Mit meiner Verwandtschaft hatte ich keine Probleme, mit keinem einzigen davon. Doch Alle auf einem Haufen, das musste zwangsläufig zu Sticheleien, Diskussionen, Antipathien oder Dramen führen. So war es noch immer abgelaufen. Am liebsten wäre ich nur zur Beerdigung erschienen und nach dem Leichenschmaus abgedüst. Doch meine Anreise war einfach zu lang, und meine Eltern wären beleidigt gewesen über den kurzen Aufenthalt. Es würde also eine Mission der Zurückhaltung und des feinen Austarierens werden müssen.
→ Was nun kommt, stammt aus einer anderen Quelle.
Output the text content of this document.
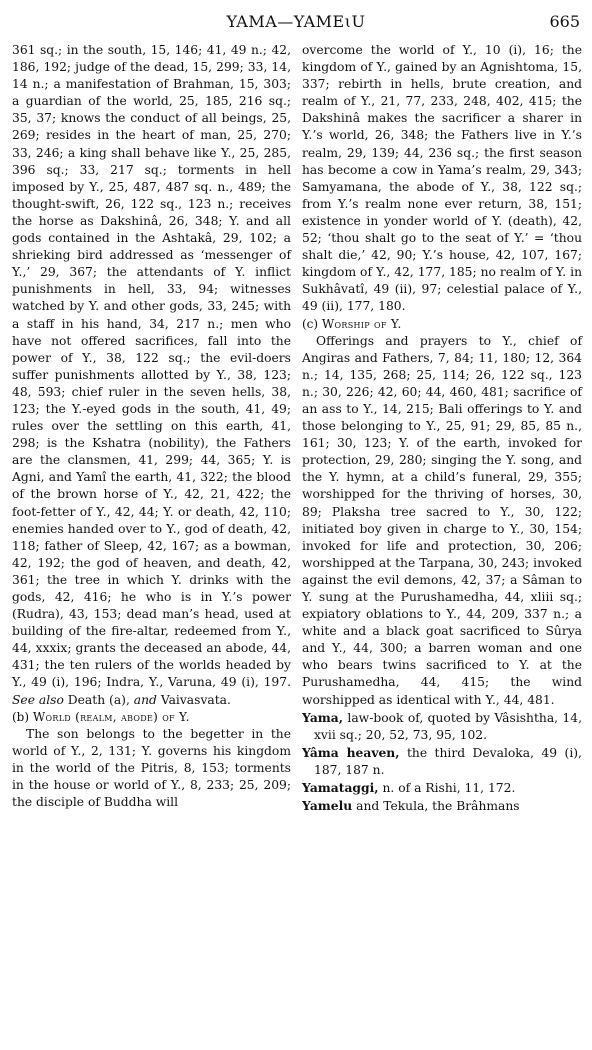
YAMA—YAMEɩU	665

361 sq.; in the south, 15, 146; 41, 49 n.; 42, 186, 192; judge of the dead, 15, 299; 33, 14, 14 n.; a manifestation of Brahman, 15, 303; a guardian of the world, 25, 185, 216 sq.; 35, 37; knows the conduct of all beings, 25, 269; resides in the heart of man, 25, 270; 33, 246; a king shall behave like Y., 25, 285, 396 sq.; 33, 217 sq.; torments in hell imposed by Y., 25, 487, 487 sq. n., 489; the thought-swift, 26, 122 sq., 123 n.; receives the horse as Dakshinâ, 26, 348; Y. and all gods contained in the Ashtakâ, 29, 102; a shrieking bird addressed as ‘messenger of Y.,’ 29, 367; the attendants of Y. inflict punishments in hell, 33, 94; witnesses watched by Y. and other gods, 33, 245; with a staff in his hand, 34, 217 n.; men who have not offered sacrifices, fall into the power of Y., 38, 122 sq.; the evil-doers suffer punishments allotted by Y., 38, 123; 48, 593; chief ruler in the seven hells, 38, 123; the Y.-eyed gods in the south, 41, 49; rules over the settling on this earth, 41, 298; is the Kshatra (nobility), the Fathers are the clansmen, 41, 299; 44, 365; Y. is Agni, and Yamî the earth, 41, 322; the blood of the brown horse of Y., 42, 21, 422; the foot-fetter of Y., 42, 44; Y. or death, 42, 110; enemies handed over to Y., god of death, 42, 118; father of Sleep, 42, 167; as a bowman, 42, 192; the god of heaven, and death, 42, 361; the tree in which Y. drinks with the gods, 42, 416; he who is in Y.’s power (Rudra), 43, 153; dead man’s head, used at building of the fire-altar, redeemed from Y., 44, xxxix; grants the deceased an abode, 44, 431; the ten rulers of the worlds headed by Y., 49 (i), 196; Indra, Y., Varuna, 49 (i), 197. See also Death (a), and Vaivasvata.

(b) World (realm, abode) of Y.

The son belongs to the begetter in the world of Y., 2, 131; Y. governs his kingdom in the world of the Pitris, 8, 153; torments in the house or world of Y., 8, 233; 25, 209; the disciple of Buddha will

overcome the world of Y., 10 (i), 16; the kingdom of Y., gained by an Agnishtoma, 15, 337; rebirth in hells, brute creation, and realm of Y., 21, 77, 233, 248, 402, 415; the Dakshinâ makes the sacrificer a sharer in Y.’s world, 26, 348; the Fathers live in Y.’s realm, 29, 139; 44, 236 sq.; the first season has become a cow in Yama’s realm, 29, 343; Samyamana, the abode of Y., 38, 122 sq.; from Y.’s realm none ever return, 38, 151; existence in yonder world of Y. (death), 42, 52; ‘thou shalt go to the seat of Y.’ = ‘thou shalt die,’ 42, 90; Y.’s house, 42, 107, 167; kingdom of Y., 42, 177, 185; no realm of Y. in Sukhâvatî, 49 (ii), 97; celestial palace of Y., 49 (ii), 177, 180.

(c) Worship of Y.

Offerings and prayers to Y., chief of Angiras and Fathers, 7, 84; 11, 180; 12, 364 n.; 14, 135, 268; 25, 114; 26, 122 sq., 123 n.; 30, 226; 42, 60; 44, 460, 481; sacrifice of an ass to Y., 14, 215; Bali offerings to Y. and those belonging to Y., 25, 91; 29, 85, 85 n., 161; 30, 123; Y. of the earth, invoked for protection, 29, 280; singing the Y. song, and the Y. hymn, at a child’s funeral, 29, 355; worshipped for the thriving of horses, 30, 89; Plaksha tree sacred to Y., 30, 122; initiated boy given in charge to Y., 30, 154; invoked for life and protection, 30, 206; worshipped at the Tarpana, 30, 243; invoked against the evil demons, 42, 37; a Sâman to Y. sung at the Purushamedha, 44, xliii sq.; expiatory oblations to Y., 44, 209, 337 n.; a white and a black goat sacrificed to Sûrya and Y., 44, 300; a barren woman and one who bears twins sacrificed to Y. at the Purushamedha, 44, 415; the wind worshipped as identical with Y., 44, 481.

Yama, law-book of, quoted by Vâsishtha, 14, xvii sq.; 20, 52, 73, 95, 102.

Yâma heaven, the third Devaloka, 49 (i), 187, 187 n.

Yamataggi, n. of a Rishi, 11, 172.

Yamelu and Tekula, the Brâhmans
Der Turm stand immer noch übermächtig in der Landschaft, als wäre ich ihm nicht näher gekommen. Ich hatte vergessen, wie lange sich die Umfahrung von Marennes hinzog. Für mich war er die Landmarke; ich betrat die Region meines Aufwachsens. Lustige Spiele mit den Kindern, der erste Kuss, Saufereien und Abstürze, und Maria, meine große unerfüllte Liebe. Du meine Güte! Ich war schon lange nicht mehr hier gewesen! Das merkte ich auch daran, dass alle anderen Fahrer mit Sonnenbrille unterwegs waren. Denn im Norden, wo ich Arbeit gefunden hatte, braucht man sie nur für wenige Tage im Hochsommer, wenn kein Atlantik-Tief gegen die Festlandswärme ankommt.
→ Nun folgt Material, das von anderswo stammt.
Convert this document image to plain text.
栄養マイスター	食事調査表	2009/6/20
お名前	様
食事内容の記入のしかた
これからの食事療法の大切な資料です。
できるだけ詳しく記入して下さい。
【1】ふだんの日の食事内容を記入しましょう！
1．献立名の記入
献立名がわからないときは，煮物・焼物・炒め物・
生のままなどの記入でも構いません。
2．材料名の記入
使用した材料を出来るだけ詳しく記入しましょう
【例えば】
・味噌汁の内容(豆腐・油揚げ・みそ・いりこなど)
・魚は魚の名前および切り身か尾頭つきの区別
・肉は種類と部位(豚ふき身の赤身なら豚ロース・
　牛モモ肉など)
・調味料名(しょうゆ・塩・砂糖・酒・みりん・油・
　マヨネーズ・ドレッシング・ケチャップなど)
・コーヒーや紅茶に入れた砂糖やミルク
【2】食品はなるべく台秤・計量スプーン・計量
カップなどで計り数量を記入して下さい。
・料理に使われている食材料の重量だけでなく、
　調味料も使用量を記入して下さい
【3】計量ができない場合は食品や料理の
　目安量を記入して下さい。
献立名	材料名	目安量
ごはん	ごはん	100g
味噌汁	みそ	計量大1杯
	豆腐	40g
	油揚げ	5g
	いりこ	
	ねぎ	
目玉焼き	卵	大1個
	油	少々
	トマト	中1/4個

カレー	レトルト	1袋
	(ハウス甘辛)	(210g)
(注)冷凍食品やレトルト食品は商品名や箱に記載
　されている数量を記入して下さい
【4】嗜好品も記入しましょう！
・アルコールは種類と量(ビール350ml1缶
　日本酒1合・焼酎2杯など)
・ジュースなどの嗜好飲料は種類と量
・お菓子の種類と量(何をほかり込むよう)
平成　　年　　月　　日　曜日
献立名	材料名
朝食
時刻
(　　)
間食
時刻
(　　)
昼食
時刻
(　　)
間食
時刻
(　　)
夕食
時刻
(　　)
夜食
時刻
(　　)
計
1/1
Kurze Zeit ging es durch ein Waldstück, eigentlich nur ein Stück Erde mit Laubbäumen drauf – was man hier unter Wald versteht. Die Leute im Norden können darüber nur müde lächeln – und ich werde immer mehr wie sie. Ich esse viele Fritten und Würstchen, hänge abends in schummrigen Kneipen zum Bier ab, oder spickere mit den Kumpels. Für mich waren Austern, Muscheln, Tintenfisch, feine Soßen und gute Dessertweine seitdem vergessen.
Die Bäume endeten und ich sah den Turm zur Linken. Kaum zu glauben dass es voranging. Das Ende des Festlandes kam näher, es roch schon nach Bracke und salziger Luft. Bald kamen die Verkaufsbuden der Austernzüchter in Sichtweite. An der Straße lockten Holzstände vor den Becken zum Kauf der Muscheln. Es war eine große Durchgangsstraße, die einzige die auf die und von der Insel führt, entsprechend groß waren hier die Verkaufschancen. Dort standen schon Autos der späten Touristen, auch zwei Kleinlaster, die frische Ware abholten. Nur noch drei Kilometer zur Brücke, zwei bis zum letzten Rasthaus auf dem Festland. Ich ging vom Gas und steuerte es an.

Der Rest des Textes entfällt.